On Facebook, there seemed to be some confusion over my use of the term “community standards.” I received a few direct messages, and questions were asked by commenters as well. For background, it all started when I expressed my outrage over the mayor of Boston and his wanting to keep Chick-Fil-A out of his city. A commenter brought up community standards and whether they were applicable to this situation. I am a believer in community standards (we will get to this in a bit) and felt the question was fair.
One of my pet peeves in politics today is the blatant relativistic nature of our discourse. In other words, if it is “my guy” in office, I will tolerate behaviors that I would NEVER tolerate from the “other guy.” I believe in set principles. Principles are my foundation. IF I only apply the natural law of these principles to other people’s situations and not my own…well…it would be intellectually dishonest.
Because of this, I started to think deeper about my belief in community standards. My fellow conservatives were bandying about “free speech,” but I wasn’t quite sure I bought that. Nobody was arguing that Dan Cathy, the COO of Chick-Fil-A, should be thrown in jail for his remarks. The mayor of Boston was just saying that Chick-Fil-A operated its business based on Biblical standards and those standards were incompatible with Boston’s standard. Now, there obviously are a couple of things here. 1. I am not sure a mayor has the full authority to enact community standards. 2. I am not sure that is actually Boston’s community standard.
That said, it is an interesting question. Does a community have the right to set a standard for itself under US law? Let’s start with what a community standard is:
Community standards are local norms bounding acceptable conduct. Source
In the terms of US law, the phrase “community standard” first arose in a Supreme Court case “Miller v. California” (1973). As a matter of course, two things are consequential from this: 1. As a legal concept Community standards only apply to obscenity. 2. A community can be a state, county, or community.
This is basic. If Shelby, OH decides that we don’t want a strip club or porn shop in our downtown, we should be allowed to say no.
Honestly, I wasn’t aware of this very tight definition. So, now we both know. But what if it were more broad?
But, how about other issues. Could an atheistic community decide that they don’t want a church in their downtown? What about New York City and a mosque at Ground Zero? We know that Homeowners Associations set standards from preventing the display of campaign signs to not allowing a flag pole or an American flag or other flags. Could a community with strong ties to coal ban a green energy business?

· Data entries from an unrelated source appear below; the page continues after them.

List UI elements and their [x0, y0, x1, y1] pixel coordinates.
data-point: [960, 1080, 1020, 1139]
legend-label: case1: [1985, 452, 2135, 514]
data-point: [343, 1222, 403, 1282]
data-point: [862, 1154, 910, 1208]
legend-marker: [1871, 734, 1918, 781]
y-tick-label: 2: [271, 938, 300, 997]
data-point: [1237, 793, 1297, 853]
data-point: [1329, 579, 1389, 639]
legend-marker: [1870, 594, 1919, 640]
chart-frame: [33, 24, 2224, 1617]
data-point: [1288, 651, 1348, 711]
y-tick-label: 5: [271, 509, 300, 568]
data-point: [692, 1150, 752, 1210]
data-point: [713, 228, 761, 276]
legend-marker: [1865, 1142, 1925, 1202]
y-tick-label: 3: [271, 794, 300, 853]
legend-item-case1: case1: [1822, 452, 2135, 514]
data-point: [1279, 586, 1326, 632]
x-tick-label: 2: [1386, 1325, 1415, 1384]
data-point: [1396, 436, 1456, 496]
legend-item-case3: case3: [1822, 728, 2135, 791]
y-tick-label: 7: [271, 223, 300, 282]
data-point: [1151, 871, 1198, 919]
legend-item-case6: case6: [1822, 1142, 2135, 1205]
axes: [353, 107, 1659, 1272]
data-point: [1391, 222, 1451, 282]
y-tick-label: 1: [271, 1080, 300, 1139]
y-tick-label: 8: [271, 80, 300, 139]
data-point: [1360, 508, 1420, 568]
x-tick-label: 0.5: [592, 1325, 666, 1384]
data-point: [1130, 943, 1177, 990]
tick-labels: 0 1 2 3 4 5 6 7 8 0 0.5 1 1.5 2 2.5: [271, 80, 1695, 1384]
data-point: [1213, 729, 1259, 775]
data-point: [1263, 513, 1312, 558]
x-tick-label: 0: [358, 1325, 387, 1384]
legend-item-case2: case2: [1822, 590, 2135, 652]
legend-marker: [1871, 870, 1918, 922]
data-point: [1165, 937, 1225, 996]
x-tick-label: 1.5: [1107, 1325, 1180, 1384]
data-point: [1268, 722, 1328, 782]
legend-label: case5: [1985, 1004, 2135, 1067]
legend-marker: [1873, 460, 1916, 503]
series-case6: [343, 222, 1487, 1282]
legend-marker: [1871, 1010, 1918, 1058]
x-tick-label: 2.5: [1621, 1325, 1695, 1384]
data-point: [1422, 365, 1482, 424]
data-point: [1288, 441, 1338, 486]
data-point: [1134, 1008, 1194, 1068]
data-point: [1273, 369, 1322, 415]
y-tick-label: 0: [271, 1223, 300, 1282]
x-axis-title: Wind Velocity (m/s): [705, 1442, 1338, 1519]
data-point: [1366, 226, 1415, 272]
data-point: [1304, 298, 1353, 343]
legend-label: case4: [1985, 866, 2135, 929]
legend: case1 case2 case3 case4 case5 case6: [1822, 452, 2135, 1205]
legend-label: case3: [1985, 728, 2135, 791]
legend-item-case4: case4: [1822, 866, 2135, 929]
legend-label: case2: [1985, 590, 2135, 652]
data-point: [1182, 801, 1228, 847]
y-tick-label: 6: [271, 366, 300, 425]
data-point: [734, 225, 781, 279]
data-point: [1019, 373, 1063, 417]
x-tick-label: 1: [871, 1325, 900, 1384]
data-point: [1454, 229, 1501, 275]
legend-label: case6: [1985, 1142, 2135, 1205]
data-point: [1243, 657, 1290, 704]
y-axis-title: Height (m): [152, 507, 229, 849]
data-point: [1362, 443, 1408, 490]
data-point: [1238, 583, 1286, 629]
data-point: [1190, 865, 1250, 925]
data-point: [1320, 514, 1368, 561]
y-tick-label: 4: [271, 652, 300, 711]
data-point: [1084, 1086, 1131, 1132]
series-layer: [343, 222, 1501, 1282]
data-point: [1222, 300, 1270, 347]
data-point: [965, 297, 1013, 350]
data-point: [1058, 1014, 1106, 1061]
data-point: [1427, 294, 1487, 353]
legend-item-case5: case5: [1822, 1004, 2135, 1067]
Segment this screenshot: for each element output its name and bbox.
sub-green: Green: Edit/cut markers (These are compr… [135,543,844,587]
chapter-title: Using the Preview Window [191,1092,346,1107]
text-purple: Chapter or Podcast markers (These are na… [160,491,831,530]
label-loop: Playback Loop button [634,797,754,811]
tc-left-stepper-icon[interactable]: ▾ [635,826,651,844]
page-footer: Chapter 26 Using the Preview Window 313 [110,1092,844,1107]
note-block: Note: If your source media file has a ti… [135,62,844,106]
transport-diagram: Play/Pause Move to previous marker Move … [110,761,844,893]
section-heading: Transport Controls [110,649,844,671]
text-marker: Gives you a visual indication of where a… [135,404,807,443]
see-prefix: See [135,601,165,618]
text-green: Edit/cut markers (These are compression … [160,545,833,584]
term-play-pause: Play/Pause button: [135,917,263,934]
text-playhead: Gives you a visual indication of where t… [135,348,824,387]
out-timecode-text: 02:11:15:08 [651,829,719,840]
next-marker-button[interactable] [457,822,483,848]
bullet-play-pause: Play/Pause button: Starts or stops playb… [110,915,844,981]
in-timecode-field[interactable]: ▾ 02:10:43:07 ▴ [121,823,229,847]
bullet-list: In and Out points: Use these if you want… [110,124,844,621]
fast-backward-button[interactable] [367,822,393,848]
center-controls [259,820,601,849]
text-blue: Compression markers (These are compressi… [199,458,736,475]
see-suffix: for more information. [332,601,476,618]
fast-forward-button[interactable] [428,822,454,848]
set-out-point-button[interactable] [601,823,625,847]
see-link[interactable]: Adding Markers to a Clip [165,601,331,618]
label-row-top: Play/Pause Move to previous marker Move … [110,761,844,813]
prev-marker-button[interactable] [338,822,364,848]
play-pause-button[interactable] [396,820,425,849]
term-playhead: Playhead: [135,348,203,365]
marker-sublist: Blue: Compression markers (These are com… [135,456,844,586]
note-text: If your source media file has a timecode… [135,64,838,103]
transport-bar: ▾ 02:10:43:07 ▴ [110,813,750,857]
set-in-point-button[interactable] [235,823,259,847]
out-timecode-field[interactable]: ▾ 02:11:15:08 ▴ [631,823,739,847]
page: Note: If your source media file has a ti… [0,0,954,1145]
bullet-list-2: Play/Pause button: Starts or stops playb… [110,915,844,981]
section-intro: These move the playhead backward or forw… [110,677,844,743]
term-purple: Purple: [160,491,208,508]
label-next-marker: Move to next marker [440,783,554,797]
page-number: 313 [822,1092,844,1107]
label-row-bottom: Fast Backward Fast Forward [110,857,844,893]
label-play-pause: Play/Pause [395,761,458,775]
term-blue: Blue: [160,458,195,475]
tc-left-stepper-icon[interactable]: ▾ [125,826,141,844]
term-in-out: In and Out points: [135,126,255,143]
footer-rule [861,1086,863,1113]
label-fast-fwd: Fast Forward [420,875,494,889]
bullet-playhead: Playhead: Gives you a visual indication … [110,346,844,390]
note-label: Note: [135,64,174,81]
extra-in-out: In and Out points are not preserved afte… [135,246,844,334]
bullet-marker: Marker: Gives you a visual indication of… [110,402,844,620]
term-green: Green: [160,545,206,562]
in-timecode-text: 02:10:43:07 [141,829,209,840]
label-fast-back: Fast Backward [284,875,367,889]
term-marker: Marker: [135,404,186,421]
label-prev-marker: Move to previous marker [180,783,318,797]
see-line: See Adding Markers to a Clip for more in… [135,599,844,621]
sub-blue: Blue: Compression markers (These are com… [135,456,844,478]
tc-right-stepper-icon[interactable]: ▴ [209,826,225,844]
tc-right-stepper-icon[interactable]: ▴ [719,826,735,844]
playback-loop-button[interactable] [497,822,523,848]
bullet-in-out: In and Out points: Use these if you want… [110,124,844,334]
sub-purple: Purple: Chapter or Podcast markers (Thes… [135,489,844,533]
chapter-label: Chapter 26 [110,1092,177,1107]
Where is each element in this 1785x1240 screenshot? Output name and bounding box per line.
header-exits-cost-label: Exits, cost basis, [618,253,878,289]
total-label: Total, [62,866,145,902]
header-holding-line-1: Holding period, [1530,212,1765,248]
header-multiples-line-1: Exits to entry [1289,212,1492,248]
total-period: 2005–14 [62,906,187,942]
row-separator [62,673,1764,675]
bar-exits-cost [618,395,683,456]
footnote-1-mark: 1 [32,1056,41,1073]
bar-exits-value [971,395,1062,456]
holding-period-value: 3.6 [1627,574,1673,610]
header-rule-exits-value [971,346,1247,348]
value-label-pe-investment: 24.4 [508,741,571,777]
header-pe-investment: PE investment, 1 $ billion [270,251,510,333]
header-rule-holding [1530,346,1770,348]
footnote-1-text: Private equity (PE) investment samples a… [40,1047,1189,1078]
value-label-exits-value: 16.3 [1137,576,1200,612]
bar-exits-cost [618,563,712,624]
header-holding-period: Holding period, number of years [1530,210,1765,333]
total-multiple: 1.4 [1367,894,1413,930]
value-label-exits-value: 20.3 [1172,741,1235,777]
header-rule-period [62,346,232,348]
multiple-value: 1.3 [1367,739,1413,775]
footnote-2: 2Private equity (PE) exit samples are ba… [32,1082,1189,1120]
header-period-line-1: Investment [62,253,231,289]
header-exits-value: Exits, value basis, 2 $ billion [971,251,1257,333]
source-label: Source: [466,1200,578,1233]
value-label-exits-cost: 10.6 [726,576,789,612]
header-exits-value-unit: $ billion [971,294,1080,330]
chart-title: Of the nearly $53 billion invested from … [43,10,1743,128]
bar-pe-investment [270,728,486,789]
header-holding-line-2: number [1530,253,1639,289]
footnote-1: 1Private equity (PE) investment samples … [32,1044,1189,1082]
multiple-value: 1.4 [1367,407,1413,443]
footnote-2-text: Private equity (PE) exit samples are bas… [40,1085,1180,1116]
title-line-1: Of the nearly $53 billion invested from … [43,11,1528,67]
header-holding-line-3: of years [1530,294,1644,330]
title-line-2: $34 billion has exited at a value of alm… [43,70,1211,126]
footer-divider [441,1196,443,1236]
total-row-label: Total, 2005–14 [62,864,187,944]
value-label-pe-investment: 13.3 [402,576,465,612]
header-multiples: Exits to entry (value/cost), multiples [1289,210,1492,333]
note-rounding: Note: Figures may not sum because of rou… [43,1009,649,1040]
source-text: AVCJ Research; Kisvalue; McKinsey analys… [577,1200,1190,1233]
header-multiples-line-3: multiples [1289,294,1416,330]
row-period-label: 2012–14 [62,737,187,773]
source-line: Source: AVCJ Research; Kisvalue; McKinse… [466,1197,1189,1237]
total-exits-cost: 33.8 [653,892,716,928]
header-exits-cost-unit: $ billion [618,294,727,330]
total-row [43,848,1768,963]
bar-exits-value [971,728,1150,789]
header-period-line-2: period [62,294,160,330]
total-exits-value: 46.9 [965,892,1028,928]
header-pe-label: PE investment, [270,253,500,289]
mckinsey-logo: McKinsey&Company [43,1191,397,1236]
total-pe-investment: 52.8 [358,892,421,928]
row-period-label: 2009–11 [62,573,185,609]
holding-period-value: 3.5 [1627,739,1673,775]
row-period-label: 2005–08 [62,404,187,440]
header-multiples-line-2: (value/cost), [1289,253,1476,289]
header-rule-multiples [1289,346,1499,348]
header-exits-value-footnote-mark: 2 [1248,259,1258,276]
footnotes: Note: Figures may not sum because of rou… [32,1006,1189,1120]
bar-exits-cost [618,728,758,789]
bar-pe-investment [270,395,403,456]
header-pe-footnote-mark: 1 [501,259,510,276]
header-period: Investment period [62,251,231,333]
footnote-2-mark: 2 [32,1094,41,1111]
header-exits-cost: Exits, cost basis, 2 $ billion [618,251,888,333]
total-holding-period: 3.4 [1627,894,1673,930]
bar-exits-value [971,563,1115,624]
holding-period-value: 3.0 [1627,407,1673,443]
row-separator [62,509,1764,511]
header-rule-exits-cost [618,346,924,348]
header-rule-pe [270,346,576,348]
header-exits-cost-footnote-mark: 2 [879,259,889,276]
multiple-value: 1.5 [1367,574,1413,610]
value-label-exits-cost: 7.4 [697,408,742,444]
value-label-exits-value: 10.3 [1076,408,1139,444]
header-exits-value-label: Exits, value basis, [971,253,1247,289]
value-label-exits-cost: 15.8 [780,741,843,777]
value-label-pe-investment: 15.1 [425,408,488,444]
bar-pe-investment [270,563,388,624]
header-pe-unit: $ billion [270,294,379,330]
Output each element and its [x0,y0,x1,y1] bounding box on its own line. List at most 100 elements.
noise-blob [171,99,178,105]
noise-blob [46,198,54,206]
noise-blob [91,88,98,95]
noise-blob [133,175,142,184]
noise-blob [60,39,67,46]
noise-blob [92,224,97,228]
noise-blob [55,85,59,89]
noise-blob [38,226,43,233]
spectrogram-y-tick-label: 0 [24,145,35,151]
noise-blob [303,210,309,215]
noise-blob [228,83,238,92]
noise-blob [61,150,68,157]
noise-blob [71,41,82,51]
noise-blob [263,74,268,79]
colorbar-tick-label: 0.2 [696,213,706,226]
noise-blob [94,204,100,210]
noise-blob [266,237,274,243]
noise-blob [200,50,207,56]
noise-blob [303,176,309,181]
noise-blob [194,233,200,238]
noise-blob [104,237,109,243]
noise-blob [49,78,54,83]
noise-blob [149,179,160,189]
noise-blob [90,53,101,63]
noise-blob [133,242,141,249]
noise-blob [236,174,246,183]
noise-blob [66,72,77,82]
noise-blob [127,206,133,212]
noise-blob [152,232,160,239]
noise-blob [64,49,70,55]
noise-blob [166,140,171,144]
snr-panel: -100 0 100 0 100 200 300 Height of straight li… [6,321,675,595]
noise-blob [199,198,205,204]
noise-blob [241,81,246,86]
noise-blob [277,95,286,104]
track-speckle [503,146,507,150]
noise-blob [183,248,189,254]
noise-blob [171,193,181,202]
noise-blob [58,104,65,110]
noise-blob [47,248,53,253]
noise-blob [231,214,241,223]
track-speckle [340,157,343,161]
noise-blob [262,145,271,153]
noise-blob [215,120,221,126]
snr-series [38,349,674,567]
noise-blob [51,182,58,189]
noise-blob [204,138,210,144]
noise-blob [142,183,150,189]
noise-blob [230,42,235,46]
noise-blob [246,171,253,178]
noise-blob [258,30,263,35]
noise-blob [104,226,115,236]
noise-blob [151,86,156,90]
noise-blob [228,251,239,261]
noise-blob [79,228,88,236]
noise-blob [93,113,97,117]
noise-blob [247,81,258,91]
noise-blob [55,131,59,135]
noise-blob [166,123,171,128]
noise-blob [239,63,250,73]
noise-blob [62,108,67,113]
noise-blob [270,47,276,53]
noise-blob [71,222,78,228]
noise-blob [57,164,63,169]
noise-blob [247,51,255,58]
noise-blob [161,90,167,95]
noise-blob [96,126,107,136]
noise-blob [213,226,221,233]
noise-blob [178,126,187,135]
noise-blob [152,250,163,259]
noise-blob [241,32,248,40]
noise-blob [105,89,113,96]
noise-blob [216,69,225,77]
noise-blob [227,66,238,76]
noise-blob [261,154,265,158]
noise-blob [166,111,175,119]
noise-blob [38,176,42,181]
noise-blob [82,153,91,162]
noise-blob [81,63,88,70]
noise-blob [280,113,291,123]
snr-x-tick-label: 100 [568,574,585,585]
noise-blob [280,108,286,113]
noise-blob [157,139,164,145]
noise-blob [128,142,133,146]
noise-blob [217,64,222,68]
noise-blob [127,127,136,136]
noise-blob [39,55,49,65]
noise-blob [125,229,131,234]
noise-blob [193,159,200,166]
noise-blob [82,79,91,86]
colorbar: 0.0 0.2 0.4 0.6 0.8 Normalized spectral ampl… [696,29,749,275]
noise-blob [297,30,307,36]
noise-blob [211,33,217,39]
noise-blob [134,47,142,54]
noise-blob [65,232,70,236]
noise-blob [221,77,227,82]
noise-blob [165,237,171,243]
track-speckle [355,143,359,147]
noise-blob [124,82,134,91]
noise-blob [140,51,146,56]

Going back to earlier, under the legal concept, these wouldn’t be covered. And for that, I am grateful for one reason. The legal definition of a community is too broad. One could argue that a state enacting any of the above examples could be disastrous for the minority. But what if the community was defined as your actual local community?
To put it in perspective, I am going to talk about something that hits close to home: homeschooling.
Would I be happy, as a homeschooler, if my local community banned homeschooling? No. But the question isn’t about my happiness. It is a question of ability. Would my local community have the right to do so if they chose?
Our founders believed in local control. They thought that the most intimate decisions were best decided at the local level. Education was one of these issues. I think the biggest detriment of our educational system is too much control in Washington, DC and our state capitals. So, at first blush, my initial thought is yes. My fellow citizens could rule against homeschooling. Of course, this is a purely intellectual exercise because our local communities have given away their rights to make these major sorts of decisions. And as the Bill of Rights has been applied to the individual governmental levels instead of the Federal government…these questions are just an intellectual exercise.
So, what about you. Take an issue that is important to you and ask. If my community wanted to get rid of this, could they?
I am not saying there is a right or wrong issue here. And I think specific circumstances play a roll as well. IE prayer at a high school football game means something different in Texas than in Michigan. But what say you, if community standards weren’t so tightly defined…what should they be?